Washington State

House of Representatives

Office of Program Research

BILL

 ANALYSIS

Finance Committee

 

 

HB 1869

Brief Description: Requiring performance audits for tax preferences.

 

Sponsors: Representatives McIntire, Gombosky, Morris, Conway, Santos, Haigh, Kagi, Hunt, Linville, Dunshee, Chase, Simpson, Moeller, Lovick, Cody, Murray, Upthegrove, Veloria and Wood.


Brief Summary of Bill

    Creates a citizen commission to develop a schedule for review tax preferences such as exemptions, exclusions, deductions, credits, deferrals, and preferential rates.

    Allows the citizen commission to determine which tax preferences to review, with particular consideration to tax preferences that affect the business climate of the state.

    Requires the JLARC to conduct the actual reviews of tax preferences, according to criteria set in the bill.

    Requires annual reports to the Legislature on reviewed tax preferences.


Hearing Date: 2/21/03


Staff: Bob Longman (786-7139).


Background:


Tax exemptions, exclusions, deductions, credits, deferrals, and preferential rates are known as tax preferences. The Department of Revenue publishes a report on tax preferences every four years. The report covers more than 400 tax preferences and describes each preference, the year of enactment, the purpose of the preference (or the department's best guess), an indication of primary beneficiaries, and estimated fiscal impact.


In 1982, the Legislature enacted legislation that initiated a sunset review of tax preferences. The legislation directed the Joint Select Committee on Sunset to prepare a bill that would terminate all tax preferences over a period of four years. If this termination bill had been subsequently enacted, the Legislative Budget Committee (LBC) (now known as the Joint Legislative Audit and Review Committee (JLARC)) would have been required to review each preference before its termination date and report back to the Legislature. The termination and review bill was not enacted, and the LBC did not conduct tax preference reviews.


Summary of Bill:


The citizen commission for performance measurement of tax preferences is created, with nine voting members and four nonvoting members. The nine voting members are appointed by the governor and include two persons representing labor, two persons representing business, three persons representing the general public, and two tax specialists from the state university system. One nonvoting member is appointed  by each of the governor, the president of the senate, the speaker of the house of representatives, and the director of the department of revenue.

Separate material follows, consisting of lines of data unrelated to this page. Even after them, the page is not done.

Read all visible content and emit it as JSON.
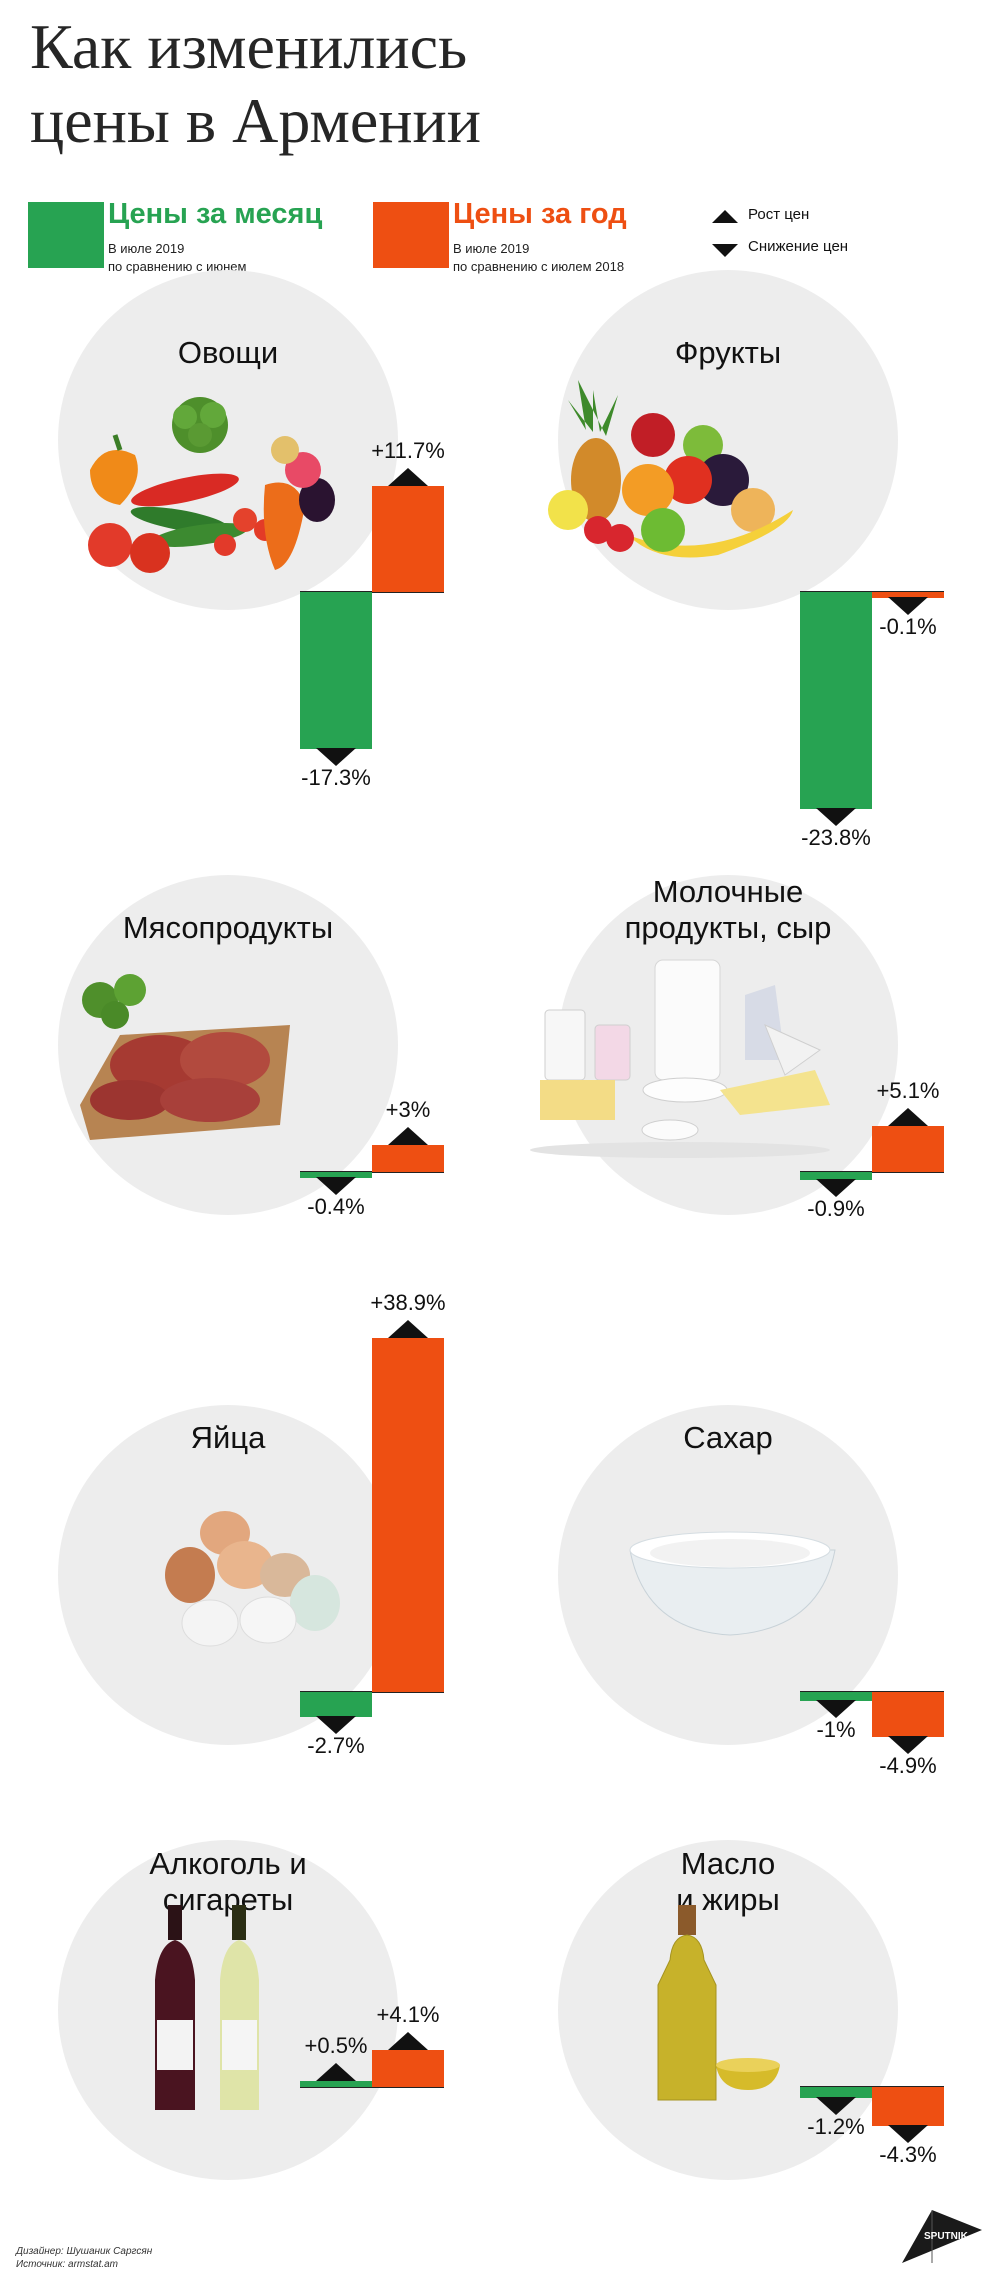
{
  "title_line1": "Как изменились",
  "title_line2": "цены в Армении",
  "legend": {
    "month": {
      "label": "Цены за месяц",
      "sub1": "В июле 2019",
      "sub2": "по сравнению с июнем",
      "color": "#27a352"
    },
    "year": {
      "label": "Цены за год",
      "sub1": "В июле 2019",
      "sub2": "по сравнению с июлем 2018",
      "color": "#ee4f12"
    },
    "up_label": "Рост цен",
    "down_label": "Снижение цен"
  },
  "chart_data": {
    "type": "bar",
    "series": [
      {
        "name": "Цены за месяц",
        "color": "#27a352"
      },
      {
        "name": "Цены за год",
        "color": "#ee4f12"
      }
    ],
    "categories": [
      {
        "name": "Овощи",
        "month": -17.3,
        "year": 11.7,
        "month_label": "-17.3%",
        "year_label": "+11.7%"
      },
      {
        "name": "Фрукты",
        "month": -23.8,
        "year": -0.1,
        "month_label": "-23.8%",
        "year_label": "-0.1%"
      },
      {
        "name": "Мясопродукты",
        "month": -0.4,
        "year": 3,
        "month_label": "-0.4%",
        "year_label": "+3%"
      },
      {
        "name": "Молочные продукты, сыр",
        "month": -0.9,
        "year": 5.1,
        "month_label": "-0.9%",
        "year_label": "+5.1%"
      },
      {
        "name": "Яйца",
        "month": -2.7,
        "year": 38.9,
        "month_label": "-2.7%",
        "year_label": "+38.9%"
      },
      {
        "name": "Сахар",
        "month": -1,
        "year": -4.9,
        "month_label": "-1%",
        "year_label": "-4.9%"
      },
      {
        "name": "Алкоголь и сигареты",
        "month": 0.5,
        "year": 4.1,
        "month_label": "+0.5%",
        "year_label": "+4.1%"
      },
      {
        "name": "Масло и жиры",
        "month": -1.2,
        "year": -4.3,
        "month_label": "-1.2%",
        "year_label": "-4.3%"
      }
    ]
  },
  "panels": [
    {
      "title1": "Овощи",
      "title2": ""
    },
    {
      "title1": "Фрукты",
      "title2": ""
    },
    {
      "title1": "Мясопродукты",
      "title2": ""
    },
    {
      "title1": "Молочные",
      "title2": "продукты, сыр"
    },
    {
      "title1": "Яйца",
      "title2": ""
    },
    {
      "title1": "Сахар",
      "title2": ""
    },
    {
      "title1": "Алкоголь и",
      "title2": "сигареты"
    },
    {
      "title1": "Масло",
      "title2": "и  жиры"
    }
  ],
  "credits": {
    "designer": "Дизайнер: Шушаник Саргсян",
    "source": "Источник: armstat.am"
  },
  "logo_text": "SPUTNIK"
}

The commission must develop a schedule for review of tax preferences at least once every six years. The commission decides which preferences are appropriate for review, but is to give particular consideration to tax preferences that affect the business climate of the state. The commission may omit tax preferences that are required by constitutional law, or that primarily benefit government agencies, charities, nonprofit organizations, or individuals.

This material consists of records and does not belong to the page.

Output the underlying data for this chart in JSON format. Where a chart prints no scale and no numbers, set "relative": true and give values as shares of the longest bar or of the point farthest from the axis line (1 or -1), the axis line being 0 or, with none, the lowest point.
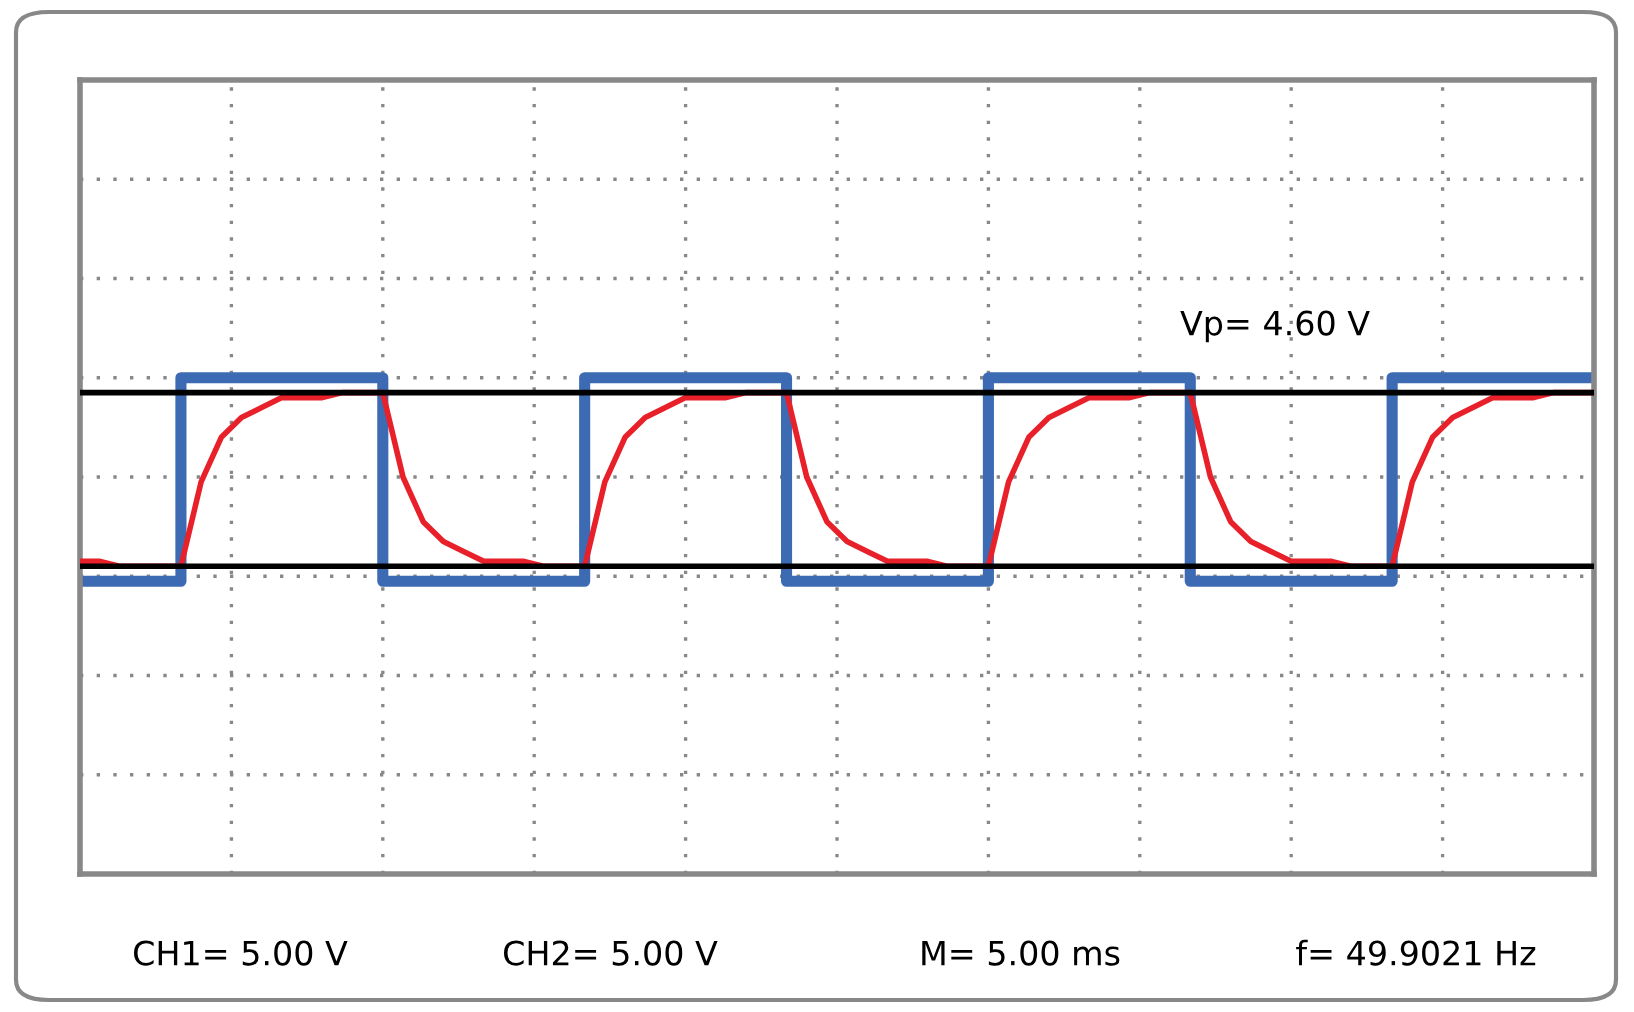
{
  "chart_data": {
    "type": "line",
    "relative": true,
    "grid": true,
    "categories": [
      null,
      null,
      null,
      null,
      null,
      null,
      null,
      null,
      null,
      null,
      null,
      null,
      null,
      null,
      null,
      null,
      null,
      null,
      null,
      null,
      null,
      null,
      null,
      null,
      null,
      null,
      null,
      null,
      null,
      null,
      null,
      null,
      null,
      null,
      null,
      null,
      null,
      null,
      null,
      null,
      null,
      null,
      null,
      null,
      null,
      null,
      null,
      null,
      null,
      null,
      null,
      null,
      null,
      null,
      null,
      null,
      null,
      null,
      null,
      null,
      null,
      null,
      null,
      null,
      null,
      null,
      null,
      null,
      null,
      null,
      null,
      null,
      null,
      null,
      null,
      null
    ],
    "series": [
      {
        "type": "step",
        "color": "#3d6bb3",
        "values": [
          0.59,
          0.59,
          0.59,
          0.59,
          0.59,
          1,
          1,
          1,
          1,
          1,
          1,
          1,
          1,
          1,
          1,
          0.59,
          0.59,
          0.59,
          0.59,
          0.59,
          0.59,
          0.59,
          0.59,
          0.59,
          0.59,
          1,
          1,
          1,
          1,
          1,
          1,
          1,
          1,
          1,
          1,
          0.59,
          0.59,
          0.59,
          0.59,
          0.59,
          0.59,
          0.59,
          0.59,
          0.59,
          0.59,
          1,
          1,
          1,
          1,
          1,
          1,
          1,
          1,
          1,
          1,
          0.59,
          0.59,
          0.59,
          0.59,
          0.59,
          0.59,
          0.59,
          0.59,
          0.59,
          0.59,
          1,
          1,
          1,
          1,
          1,
          1,
          1,
          1,
          1,
          1,
          1
        ]
      },
      {
        "type": "line",
        "color": "#e8202a",
        "values": [
          0.63,
          0.63,
          0.62,
          0.62,
          0.62,
          0.62,
          0.79,
          0.88,
          0.92,
          0.94,
          0.96,
          0.96,
          0.96,
          0.97,
          0.97,
          0.97,
          0.8,
          0.71,
          0.67,
          0.65,
          0.63,
          0.63,
          0.63,
          0.62,
          0.62,
          0.62,
          0.79,
          0.88,
          0.92,
          0.94,
          0.96,
          0.96,
          0.96,
          0.97,
          0.97,
          0.97,
          0.8,
          0.71,
          0.67,
          0.65,
          0.63,
          0.63,
          0.63,
          0.62,
          0.62,
          0.62,
          0.79,
          0.88,
          0.92,
          0.94,
          0.96,
          0.96,
          0.96,
          0.97,
          0.97,
          0.97,
          0.8,
          0.71,
          0.67,
          0.65,
          0.63,
          0.63,
          0.63,
          0.62,
          0.62,
          0.62,
          0.79,
          0.88,
          0.92,
          0.94,
          0.96,
          0.96,
          0.96,
          0.97,
          0.97,
          0.97
        ]
      },
      {
        "color": "#000000",
        "values": [
          0.97,
          0.97,
          0.97,
          0.97,
          0.97,
          0.97,
          0.97,
          0.97,
          0.97,
          0.97,
          0.97,
          0.97,
          0.97,
          0.97,
          0.97,
          0.97,
          0.97,
          0.97,
          0.97,
          0.97,
          0.97,
          0.97,
          0.97,
          0.97,
          0.97,
          0.97,
          0.97,
          0.97,
          0.97,
          0.97,
          0.97,
          0.97,
          0.97,
          0.97,
          0.97,
          0.97,
          0.97,
          0.97,
          0.97,
          0.97,
          0.97,
          0.97,
          0.97,
          0.97,
          0.97,
          0.97,
          0.97,
          0.97,
          0.97,
          0.97,
          0.97,
          0.97,
          0.97,
          0.97,
          0.97,
          0.97,
          0.97,
          0.97,
          0.97,
          0.97,
          0.97,
          0.97,
          0.97,
          0.97,
          0.97,
          0.97,
          0.97,
          0.97,
          0.97,
          0.97,
          0.97,
          0.97,
          0.97,
          0.97,
          0.97,
          0.97
        ]
      },
      {
        "color": "#000000",
        "values": [
          0.62,
          0.62,
          0.62,
          0.62,
          0.62,
          0.62,
          0.62,
          0.62,
          0.62,
          0.62,
          0.62,
          0.62,
          0.62,
          0.62,
          0.62,
          0.62,
          0.62,
          0.62,
          0.62,
          0.62,
          0.62,
          0.62,
          0.62,
          0.62,
          0.62,
          0.62,
          0.62,
          0.62,
          0.62,
          0.62,
          0.62,
          0.62,
          0.62,
          0.62,
          0.62,
          0.62,
          0.62,
          0.62,
          0.62,
          0.62,
          0.62,
          0.62,
          0.62,
          0.62,
          0.62,
          0.62,
          0.62,
          0.62,
          0.62,
          0.62,
          0.62,
          0.62,
          0.62,
          0.62,
          0.62,
          0.62,
          0.62,
          0.62,
          0.62,
          0.62,
          0.62,
          0.62,
          0.62,
          0.62,
          0.62,
          0.62,
          0.62,
          0.62,
          0.62,
          0.62,
          0.62,
          0.62,
          0.62,
          0.62,
          0.62,
          0.62
        ]
      }
    ],
    "annotations": [
      "Vp= 4.60 V",
      "CH1= 5.00 V",
      "CH2= 5.00 V",
      "M= 5.00 ms",
      "f= 49.9021 Hz"
    ]
  }
}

The JLARC must review tax preference according to the six-year schedule developed by the citizen commission. The JLARC is to consider, but not be limited to, the following factors in the review:

 

      (a) The persons or organizations whose state tax liabilities are directly affected by the tax preference;

 

      (b) Public policy objectives that might provide a justification for the tax preference, including the extent to which the preference encourages business growth or relocation into this state, promotes growth or retention of high wage jobs, or helps stabilize communities;

 

      (c) Evidence that the existence of the tax preference has contributed to the achievement of any of the public policy objectives;

 

      (d) The extent to which continuation of the tax preference might contribute to any of the public policy objectives;

 

      (e) The feasibility of modifying the preference to provide for adjustment or recapture of the tax benefits of the preference if the objectives are not fulfilled;

 

      (f)  Fiscal impacts of the tax preference, including past impacts and expected future impacts if it is continued;

 

      (g) The extent to which termination of the tax preference would affect the distribution of liability for payment of state taxes.


For each tax preference, the JLARC must provide a recommendation as to whether the tax preference should be continued without modification, modified, scheduled for sunset review at a future date, or terminated immediately. The committee may recommend accountability standards for the future review of a tax preference.

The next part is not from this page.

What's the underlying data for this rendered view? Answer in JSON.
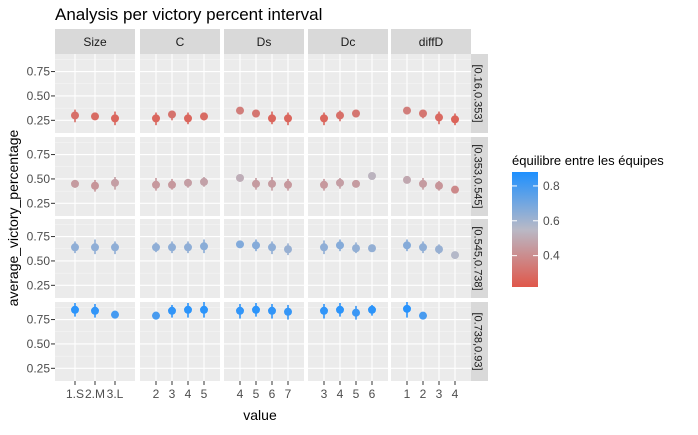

The JLARC will submit a report to the citizen commission by August 30th of each year. The citizen commission will submit a report to the House Finance and Senate Ways & Means committees by December 30th of each year. The legislative committees are to hold a joint hearing on the report.


Staff support to the citizen commission is provided by the JLARC, and the Department of Revenue is directed to provide information needed by the citizen commission or JLARC.


Statutes relating to the unimplemented 1982 tax preference review are repealed.


Appropriation: None.


Fiscal Note: Available.


Effective Date: The bill takes effect ninety days after adjournment of session in which bill is passed.